Hi guys,
Just wondering if there is any tips on improving search times (full-text).
How do large sites like stackoverflow, reddit, etc, implement their search functions?
(Sorry for the vagueness - i am a newbie)
Hi guys,
Just wondering if there is any tips on improving search times (full-text).
How do large sites like stackoverflow, reddit, etc, implement their search functions?
(Sorry for the vagueness - i am a newbie)
Have a read of the MySQL Guide to Fine-Tuning Full-Text Search. It describes many techniques the engine can use to make searches faster or more exhaustive.
Oh wow, there are entire courses and papers written on this...
Firstly, if you're storing in a database, there are indexes and different joins and views and all sorts of fun for speeding up your queries.

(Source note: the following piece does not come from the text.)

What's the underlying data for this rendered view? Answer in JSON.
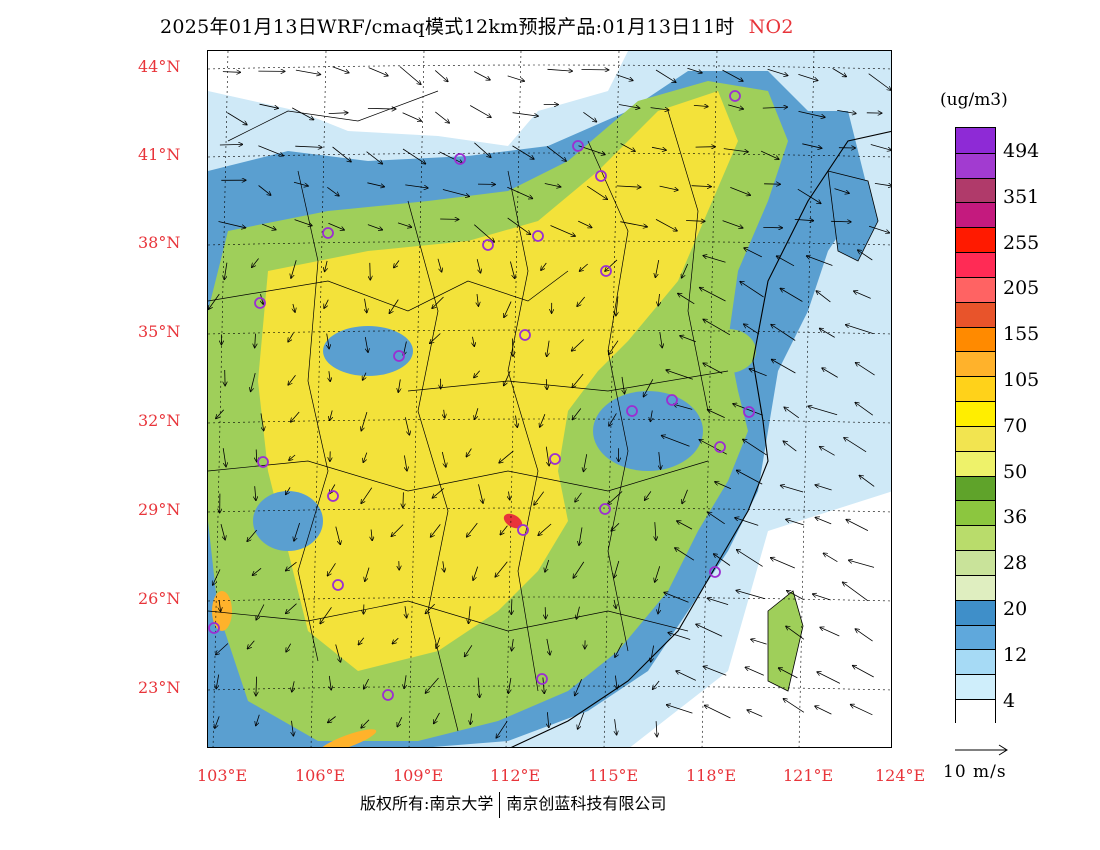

However you've specified full text search, so I'll direct you to this page which has a comparison of the most common techniques. Now this is for arrays, but will give you an understanding of how splitting or searching can be improved or varied.
Next, take a read of this Wikipedia article on string searching. There are the naive search where you just look, or ones where you create an index first, so that future searches let you jump - like chapters or page numbers in a book of text.
The index or pattern storage techniques are also very useful in compression, and that's yet another way to help speed up searching - if you build the compressed string, you can be clever and jump to the compressed section, extract and compare, depending on whether you have a limited number of patterns that you are searching for, or whether you have anything-goes.
Then there's fuzzy searching as well, where you don't get an exact match - you may do this on some 'closeness' score - like a percentage of character matches.
Hopefully that gives you a good starting point at least!
Apache Lucene is the canonical open source full text indexing engine. I'd start there if I needed to build a search feature for a web site.